メタデータでは、主な言語はJavaScript、既定ブランチはmaster、ライセンスはBSD-3-Clause、open issueは1件です。直近のリリースはv2.8.61で、取得日時点の更新情報です。公開された機能が多くても、使う版を固定し、デモと同じ入力を自分のブラウザで実行し、テストディレクトリの対象を読んでから依存更新の判断をするほうが安全です。
BSD 3-Clauseと導入前の負荷試験
zip.jsはBSD 3-Clauseライセンスで配布され、著作権はGildas Lormeauに帰属します。表示、条件、免責事項を保持する範囲で、ソースやバイナリの利用と再配布が認められます。ソフトウェアは現状のまま提供され、ライセンスはサポート、セキュリティ保証、長期保守を約束しません。

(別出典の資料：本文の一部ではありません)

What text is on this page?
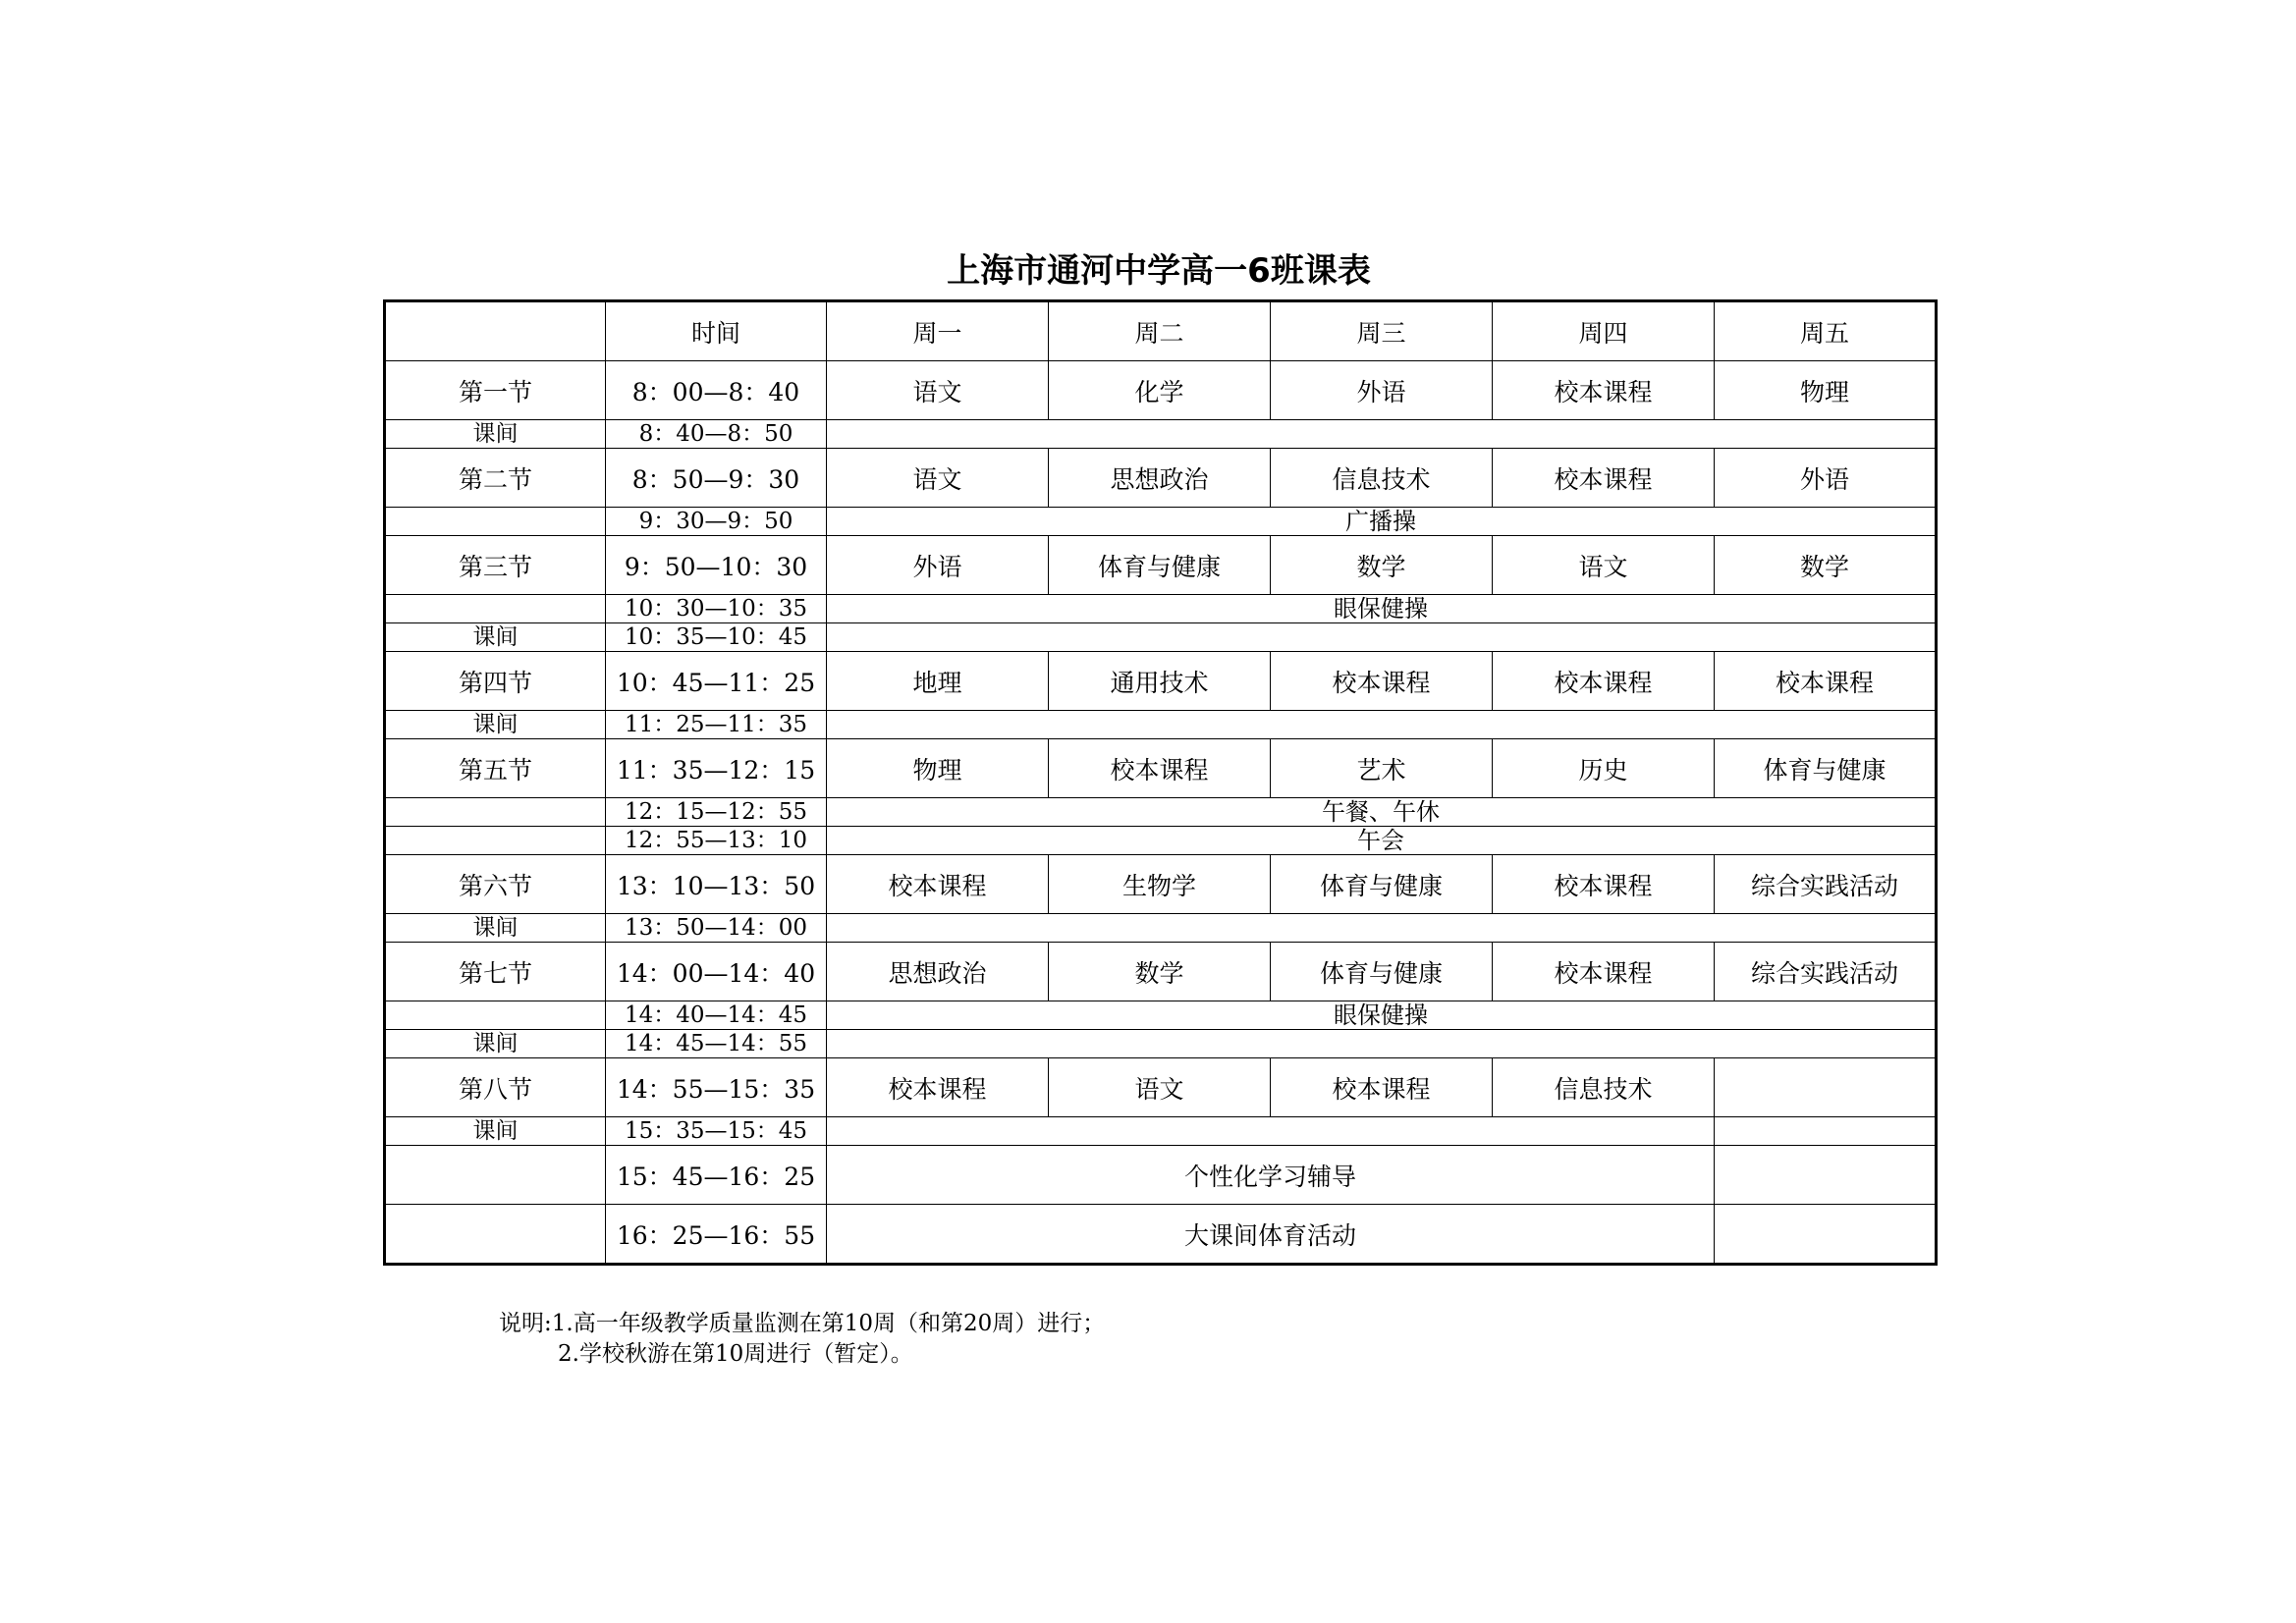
上海市通河中学高一6班课表
	时间	周一	周二	周三	周四	周五
第一节	8：00—8：40	语文	化学	外语	校本课程	物理
课间	8：40—8：50					
第二节	8：50—9：30	语文	思想政治	信息技术	校本课程	外语
	9：30—9：50	广播操				
第三节	9：50—10：30	外语	体育与健康	数学	语文	数学
	10：30—10：35	眼保健操				
课间	10：35—10：45					
第四节	10：45—11：25	地理	通用技术	校本课程	校本课程	校本课程
课间	11：25—11：35					
第五节	11：35—12：15	物理	校本课程	艺术	历史	体育与健康
	12：15—12：55	午餐、午休				
	12：55—13：10	午会				
第六节	13：10—13：50	校本课程	生物学	体育与健康	校本课程	综合实践活动
课间	13：50—14：00					
第七节	14：00—14：40	思想政治	数学	体育与健康	校本课程	综合实践活动
	14：40—14：45	眼保健操				
课间	14：45—14：55					
第八节	14：55—15：35	校本课程	语文	校本课程	信息技术	
课间	15：35—15：45					
	15：45—16：25	个性化学习辅导				
	16：25—16：55	大课间体育活动				
说明:1.高一年级教学质量监测在第10周（和第20周）进行；
2.学校秋游在第10周进行（暂定）。
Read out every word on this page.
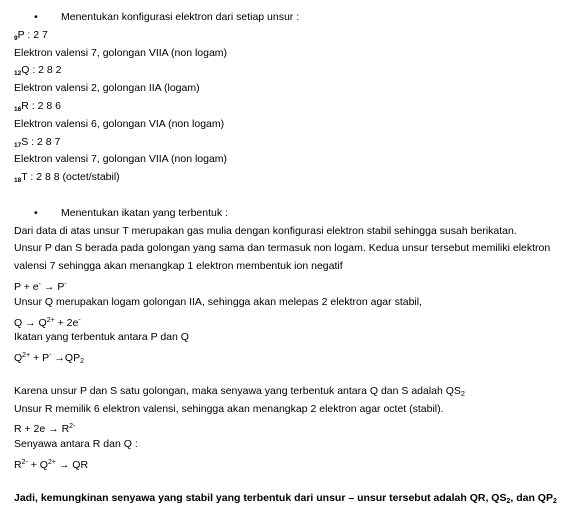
• Menentukan konfigurasi elektron dari setiap unsur :
9P : 2 7
Elektron valensi 7, golongan VIIA (non logam)
12Q : 2 8 2
Elektron valensi 2, golongan IIA (logam)
16R : 2 8 6
Elektron valensi 6, golongan VIA (non logam)
17S : 2 8 7
Elektron valensi 7, golongan VIIA (non logam)
18T : 2 8 8 (octet/stabil)
• Menentukan ikatan yang terbentuk :
Dari data di atas unsur T merupakan gas mulia dengan konfigurasi elektron stabil sehingga susah berikatan.
Unsur P dan S berada pada golongan yang sama dan termasuk non logam. Kedua unsur tersebut memiliki elektron
valensi 7 sehingga akan menangkap 1 elektron membentuk ion negatif
P + e- → P-
Unsur Q merupakan logam golongan IIA, sehingga akan melepas 2 elektron agar stabil,
$Q \to Q^{2+} + 2e^-$
Ikatan yang terbentuk antara P dan Q
$Q^{2+} + P^- \to QP_2$
Karena unsur P dan S satu golongan, maka senyawa yang terbentuk antara Q dan S adalah $QS_2$
Unsur R memilik 6 elektron valensi, sehingga akan menangkap 2 elektron agar octet (stabil).
$R + 2e \to R^{2-}$
Senyawa antara R dan Q :
$R^{2-} + Q^{2+}$ → QR
Jadi, kemungkinan senyawa yang stabil yang terbentuk dari unsur – unsur tersebut adalah QR, $QS_2$, dan $QP_2$
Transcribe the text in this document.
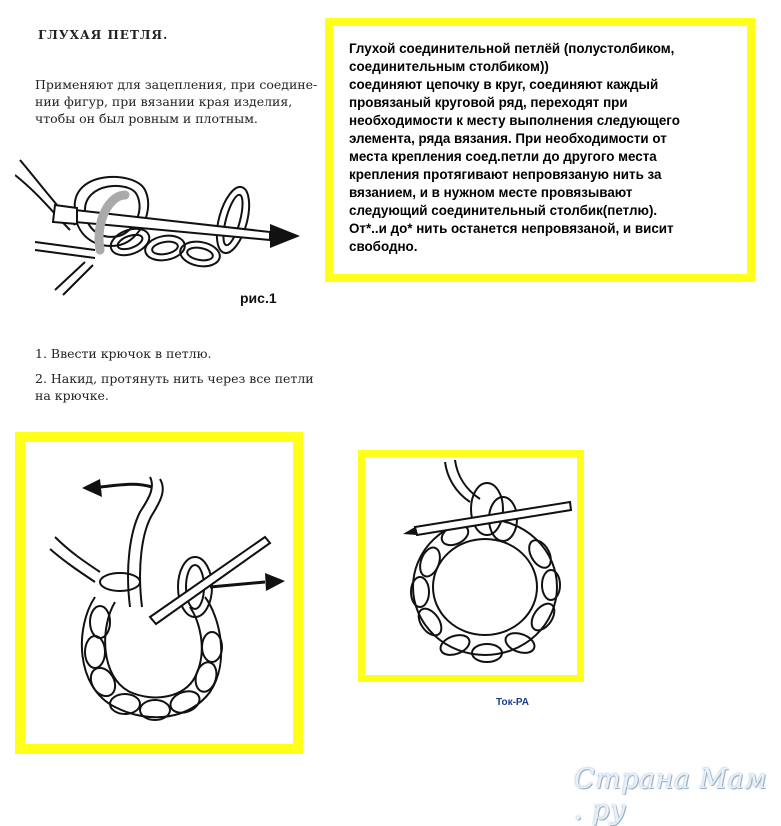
ГЛУХАЯ ПЕТЛЯ.
Применяют для зацепления, при соедине-
нии фигур, при вязании края изделия,
чтобы он был ровным и плотным.
рис.1
1. Ввести крючок в петлю.
2. Накид, протянуть нить через все петли на крючке.
Глухой соединительной петлёй (полустолбиком,
соединительным столбиком))
соединяют цепочку в круг, соединяют каждый
провязаный круговой ряд, переходят при
необходимости к месту выполнения следующего
элемента, ряда вязания. При необходимости от
места крепления соед.петли до другого места
крепления протягивают непровязаную нить за
вязанием, и в нужном месте провязывают
следующий соединительный столбик(петлю).
От*..и до* нить останется непровязаной, и висит
свободно.
Ток-РА
Страна Мам . ру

導入対象は、ZIPの作成と展開をWebやJavaScriptの処理へ組み込みたいチームです。最初はBlobとTextReaderで一つのエントリを往復させ、次にTransformStream、HTTP入力、複数エントリ、暗号化、4GBを超える形式の順に試します。各段階で生成物、メモリ使用量、失敗時の後始末、利用するブラウザを保存し、READMEにない性能値を自分たちの基準として明確にしてから本番へ進めます。暗号化を使う場合は、鍵の配布や失効、復号できない場合の利用者向け表示も実装側で決めます。大容量テストではファイルを細かく増やし、処理時間だけでなく画面が固まらないかも観察します。
互換性をファイルの往復で確かめる
ZIPの利用では、作成側と展開側が同じライブラリとは限りません。zip.jsで作った通常のアーカイブを別の解凍ソフトで開き、ファイル名、文字コード、ディレクトリ、タイムスタンプを確認します。逆方向では外部ソフトで作ったアーカイブをZipReaderで読み、空のエントリや大きなファイルで結果を比べます。
暗号化、分割ZIP、Deflate64、Zip64は、対応条件を分けてテストします。エントリが一つ壊れたときに全体を廃棄するのか、読める部分を返すのかは、利用者へ示す必要があります。READMEにない仕様を暗黙に決めず、入力、出力、例外、ブラウザ、zip.jsの版を試験記録へ残してください。
編集部の結論
zip.jsは、JavaScriptからZIPを生成または展開し、BlobやWeb Streamsを既存のWeb処理へつなぎたい開発者に向きます。READMEにはHello world、ストリーム処理、複数エントリの並行追加、Zip64、暗号化など具体的な機能が載っていますが、ストリームの保持量、同時処理数、暗号方式の運用条件は一律に保証していません。まず小さなファイルで入出力を照合し、次に大容量と失敗時の動作を測ってください。